WHAT’S BEING CLAIMED:
- A general secretary for the US Conference of Catholic Bishops has stepped down from his post after a media outlet revealed that he used Grindr.
- The media outlet “The Pillar” obtained the church official’s phone data from a data vendor.
- The phone data also revealed that the church official engaged in illicit sexual activity.
The top administrator of the US Conference of Catholic Bishops stepped down after a Catholic media outlet revealed he was using the gay dating app Grindr.
The media outlet The Pillar obtained Monsignor Jeffrey Burill’s cellphone data and found that he was a frequent user of Grindr and frequented gay bars.
The organization announced on Tuesday that Burill had resigned as its general secretary. His work as general secretary involved coordinating all administrative work and planning for the conference. He had been the organization’s top administrator since last November.
The media outlet first learned about Burill’s activities from a data vendor before they hired a consulting firm to investigate the records.
Per the media outlet’s report, the data showed that Burill used the dating app almost every day in 2018, 2019, and 2020. “Data app signals suggest he was at the same time engaged in serial and illicit sexual activity,” The Pillar added.
The media outlet also revealed that in June 2018, Burill emitted signals from Entourage, a gay bathhouse in Las Vegas.
Priests like Burill are required to take a vow of celibacy. Per Catholic teachings, sexual activity outside of heterosexual marriage is also considered a sin.
There are currently no federal laws that prohibit the buying of “anonymized” data. However, privacy experts have repeatedly raised concerns about data sold to advertising companies.
Anonymized data can still include gender, age, and device ID, so some people say anonymizing data is impossible.

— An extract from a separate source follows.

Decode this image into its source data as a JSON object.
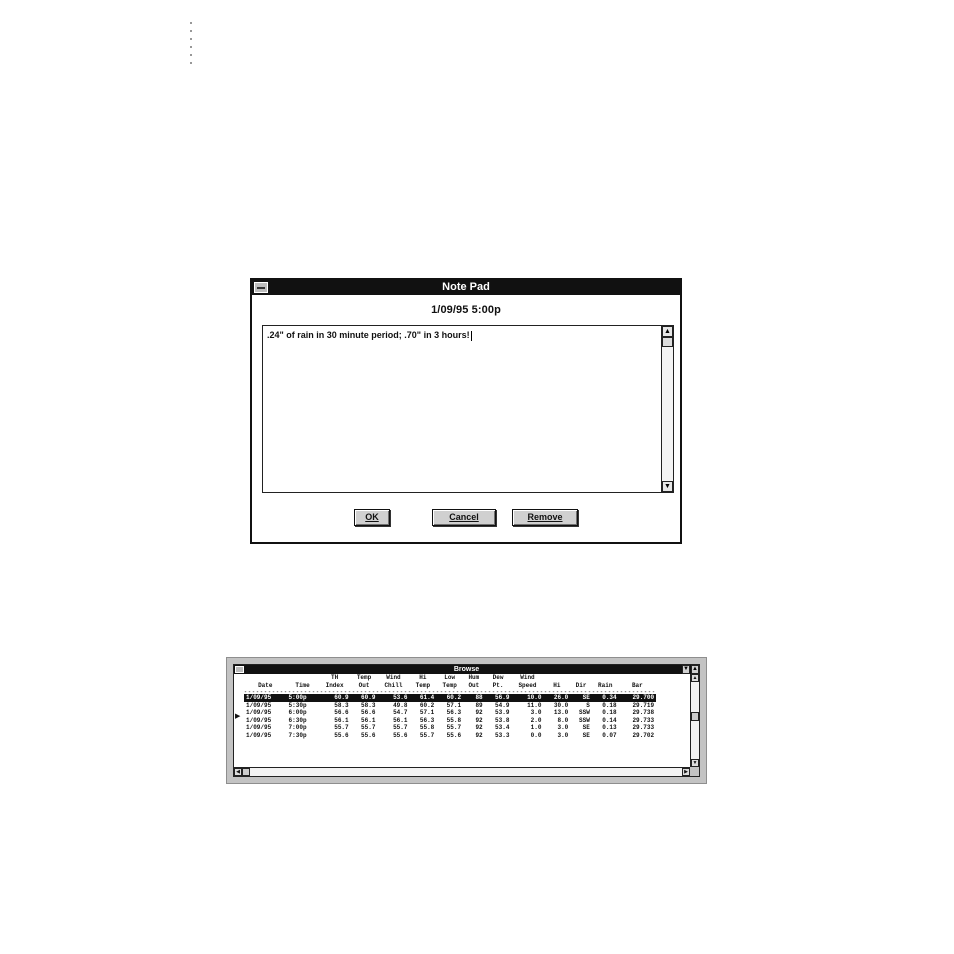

Grindr said The Pillar’s reporting is “homophobic” and denied that it’s possible to publicly access their data. “The alleged activities listed in that unattributed blog post are infeasible from a technical standpoint and incredibly unlikely to occur,” said a Grindr spokesperson.
Rev. James Martin, a Jesuit priest who advocates for LGBTQ inclusion in the Catholic church, wrote on Facebook: “The article … repeatedly conflated homosexuality with pedophilia … These witch hunts, usually aimed at vulnerable people working for the church, or targeting people that the authors don’t agree with or just don’t like, must end.”